Count and Total Size by File Type

Joe WinogradDeveloper
CERTIFIED EXPERT
50+ years in computers
EE FELLOW 2017 — first ever recipient of Fellow award
MVE 2015,2016,2018
CERTIFIED GOLD EXPERT
DISTINGUISHED EXPERT
Published:
Updated:
Edited by: Andrew Leniart
Article Update 13-March-2020: I removed the full source code and the code snippets. The article that remains should act as a "design roadmap" for members who want to write the code in the programming language of your choice. If you are interested in discussing the program further, please contact me via the EE message system.

INTRODUCTION

This article was inspired by a recent question here at Experts Exchange. In response to that, I wrote a "quick-and-dirty" script that performs the function requested by the Original Poster, but it has numerous shortcomings. This article describes a major revision of that script, which addresses the shortcomings in the original one.

PROBLEM DESCRIPTION

The objective is to report a count of the files, for each file type (file extension), in a folder and all of its subfolders. In addition, the report should contain the total size of all files for each file type. Example:


  SOLUTION

I wrote the original "quick-and-dirty" script in AutoHotkey, an excellent (free!) programming/scripting language. The quick explanation for installing AutoHotkey is to visit its website. A more comprehensive explanation is to read my EE article, AutoHotkey - Getting Started. After installation, AutoHotkey will own the AHK file type, supporting the solution discussed in the remainder of this article.

The new script improves upon the previous one in the following ways:

o  The original script hard-codes the name of the source folder. The new script provides a standard Windows "Browse for Folder" dialog that allows the user to navigate to the folder (or type or copy/paste the folder name).

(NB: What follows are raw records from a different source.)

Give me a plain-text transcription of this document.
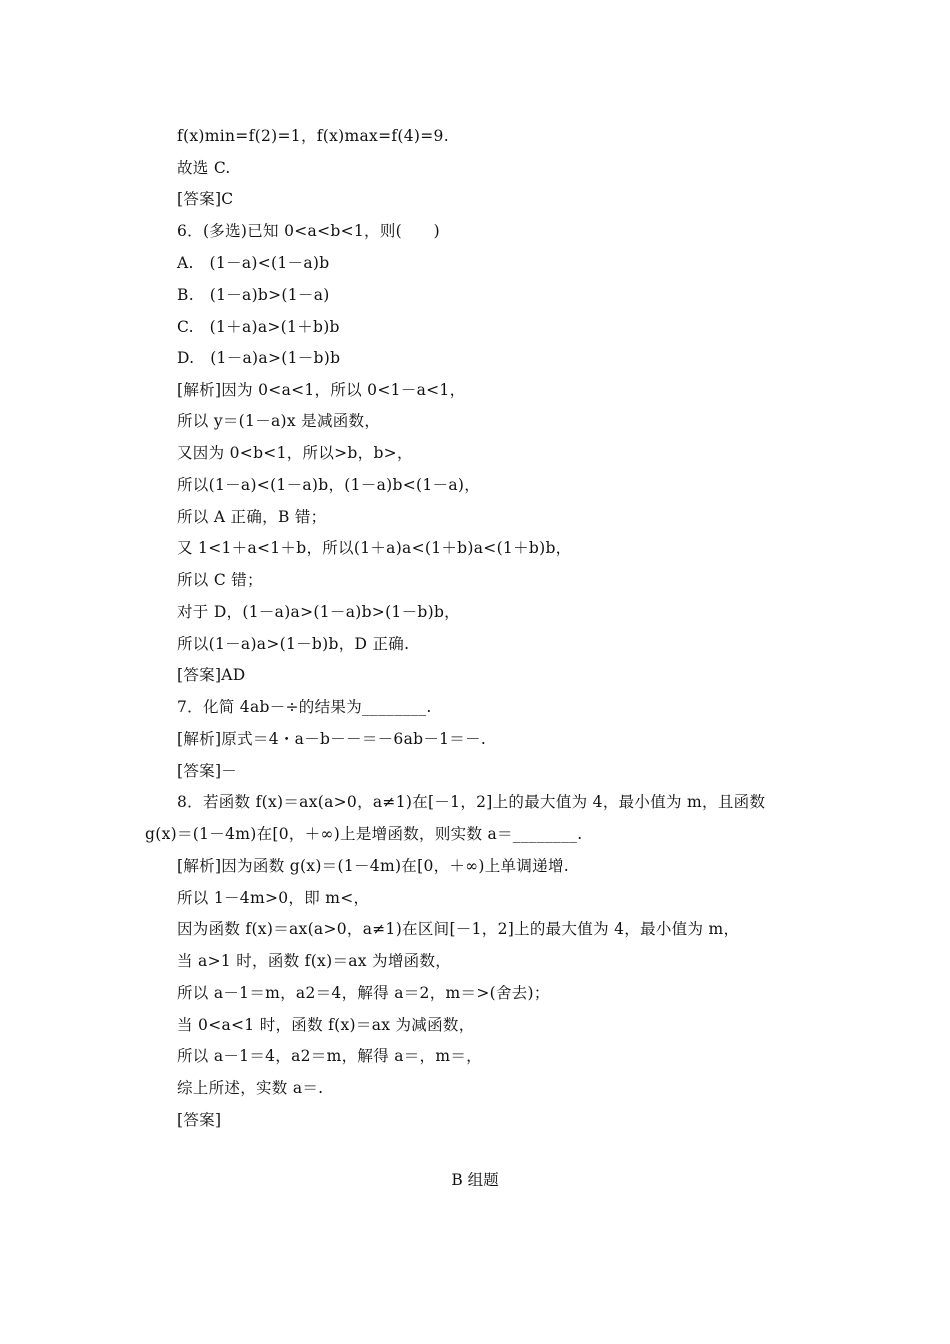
f(x)min=f(2)=1，f(x)max=f(4)=9.
故选 C.
[答案]C
6．(多选)已知 0<a<b<1，则(　　)
A.　(1－a)<(1－a)b
B.　(1－a)b>(1－a)
C.　(1＋a)a>(1＋b)b
D.　(1－a)a>(1－b)b
[解析]因为 0<a<1，所以 0<1－a<1，
所以 y＝(1－a)x 是减函数，
又因为 0<b<1，所以>b，b>，
所以(1－a)<(1－a)b，(1－a)b<(1－a)，
所以 A 正确，B 错；
又 1<1＋a<1＋b，所以(1＋a)a<(1＋b)a<(1＋b)b，
所以 C 错；
对于 D，(1－a)a>(1－a)b>(1－b)b，
所以(1－a)a>(1－b)b，D 正确.
[答案]AD
7．化简 4ab－÷的结果为________.
[解析]原式＝4・a－b－－＝－6ab－1＝－.
[答案]－
8．若函数 f(x)＝ax(a>0，a≠1)在[－1，2]上的最大值为 4，最小值为 m，且函数
g(x)＝(1－4m)在[0，＋∞)上是增函数，则实数 a＝________.
[解析]因为函数 g(x)＝(1－4m)在[0，＋∞)上单调递增.
所以 1－4m>0，即 m<，
因为函数 f(x)＝ax(a>0，a≠1)在区间[－1，2]上的最大值为 4，最小值为 m，
当 a>1 时，函数 f(x)＝ax 为增函数，
所以 a－1＝m，a2＝4，解得 a＝2，m＝>(舍去)；
当 0<a<1 时，函数 f(x)＝ax 为减函数，
所以 a－1＝4，a2＝m，解得 a＝，m＝，
综上所述，实数 a＝.
[答案]
B 组题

o  The original script saves the results in the same file, so the results are not preserved across multiple executions, unless the user manually saves the file. The new script saves the results in a file with the date and time of execution (including seconds) in the file name (yyyy-MM-dd_HH.mm.ss), so there are never duplicate or overwritten results files.

o  The original script saves the results in a simple text file. The new script saves the results in a CSV file that may be easily loaded into Excel for additional processing – sorting, formatting, printing, whatever.

o  The original script stores the results file in the source base folder. The new script stores the results file in the same folder where the script is located – a better choice. I considered allowing the user to select the folder (and even the file name), but decided not to complicate the process of entering parameters for the run.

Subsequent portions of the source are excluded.